El año 2013 cambió la vida de Emilio Cruz, cuando se enteró que le habían detectado un cáncer de próstata, enfermedad que le removió su estado anímico, pero logró reponerse gracias al apoyo de su esposa quien le planteó la idea de hacer algo nuevo, por lo que quiso retomar sus estudios que habían quedado congelados desde la década del '60 en 2º año de Humanidades. 

Ese mismo año empezó a estudiar en 7º básico en la modalidad nocturna del Colegio Villa Santa María de la comuna de El Bosque, en el que se graduó con excelencia académica de 4º medio, lo que le permitió acceder a la universidad. 

Emilio está en primer año en la carrera de Bachillerato de Ciencias y Humanidades en la Universidad de Santiago de Chile (Usach), lo que le ha permitido convivir a diario con jóvenes de los que aprenden de forma mutua. 

“Yo me siento como un cabro chico con todos los niños, me siento el descueve, los chiquillos me transmiten toda su energía y yo la absorbo y vibro con ello todos los días”, cuenta Emilio. 

Los buenos resultados académicos del universitario de 70 años, permitieron que llegara a la Usach a través del programa especial “Ranking 850”, el que incentiva la educación transversal más allá del puntaje obtenido en la PSU, de hecho el mínimo es de 475 puntos, exacta puntuación que logró Emilio. 
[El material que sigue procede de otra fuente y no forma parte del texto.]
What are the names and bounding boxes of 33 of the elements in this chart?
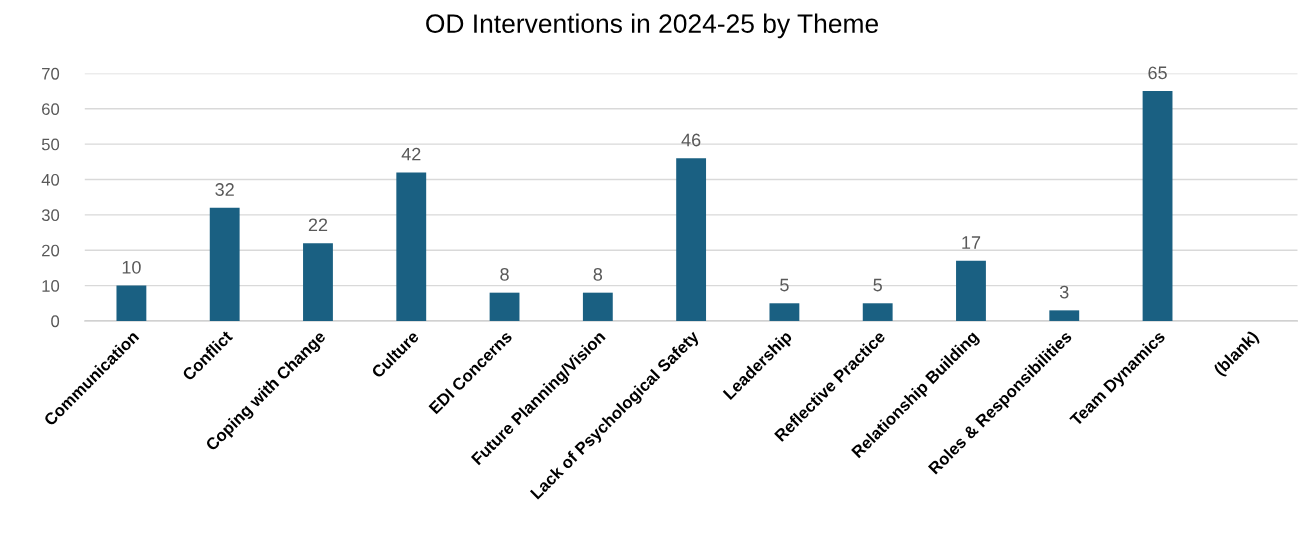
data-label: 17 xyxy=(962,236,981,249)
y-tick-label: 60 xyxy=(42,103,60,115)
bar xyxy=(489,292,520,321)
y-tick-label: 50 xyxy=(41,138,60,151)
bar xyxy=(676,158,707,321)
bar xyxy=(209,207,240,321)
data-label: 22 xyxy=(308,218,328,232)
bar xyxy=(1142,91,1173,321)
bar xyxy=(862,303,893,321)
bar xyxy=(1049,310,1080,321)
bar xyxy=(582,292,613,321)
data-label: 8 xyxy=(500,267,509,281)
y-tick-label: 40 xyxy=(41,173,60,186)
data-label: 8 xyxy=(593,267,603,281)
data-label: 3 xyxy=(1059,285,1069,299)
bar xyxy=(303,243,333,321)
bar xyxy=(956,260,986,321)
data-label: 42 xyxy=(401,147,421,161)
bar xyxy=(396,172,427,321)
y-tick-label: 10 xyxy=(42,280,60,292)
chart-title: OD Interventions in 2024-25 by Theme xyxy=(426,13,878,39)
data-label: 10 xyxy=(122,260,141,274)
bar xyxy=(769,303,800,321)
data-label: 5 xyxy=(780,278,789,292)
data-label: 46 xyxy=(681,133,701,147)
y-tick-label: 0 xyxy=(51,315,60,328)
bar xyxy=(116,285,147,321)
y-tick-label: 70 xyxy=(42,67,60,80)
data-label: 65 xyxy=(1148,66,1167,80)
y-tick-label: 20 xyxy=(42,244,60,257)
data-label: 5 xyxy=(873,278,882,292)
data-label: 32 xyxy=(215,183,234,196)
y-tick-label: 30 xyxy=(41,209,60,222)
Estos meses en la educación superior han sido enriquecedores para su experiencia de vida, lo que comparte con sus nietos Joaquín (11) y Matías (1), quiénes le repiten a diario que es un ejemplo para ellos. 

“Mis nietos están felices con que yo sea universitario, el mayor Joaquín siempre me dice que soy un referente importantísimo y en el colegio lo felicitan, todos preguntan como me va en la universidad y me presentan como un ejemplo a seguir, lo que me gusta porque sé que soy un referente, por eso yo lo llevo a la universidad y comparto mi alegría”, agrega el estudiante. 

Actualmente Emilio tuvo que congelar sus estudios por un problema médico de su esposa, pero cuenta que el próximo año retomará sus clases y ya tomó la decisión de seguir la carrera de Derecho para en unos años más llegar a ser abogado y trabajar. 

“Quiero trabajar después que me titulé, porque quiero hacer algo con lo que ya aprenderé tantos años y me hace feliz”, añora Emilio.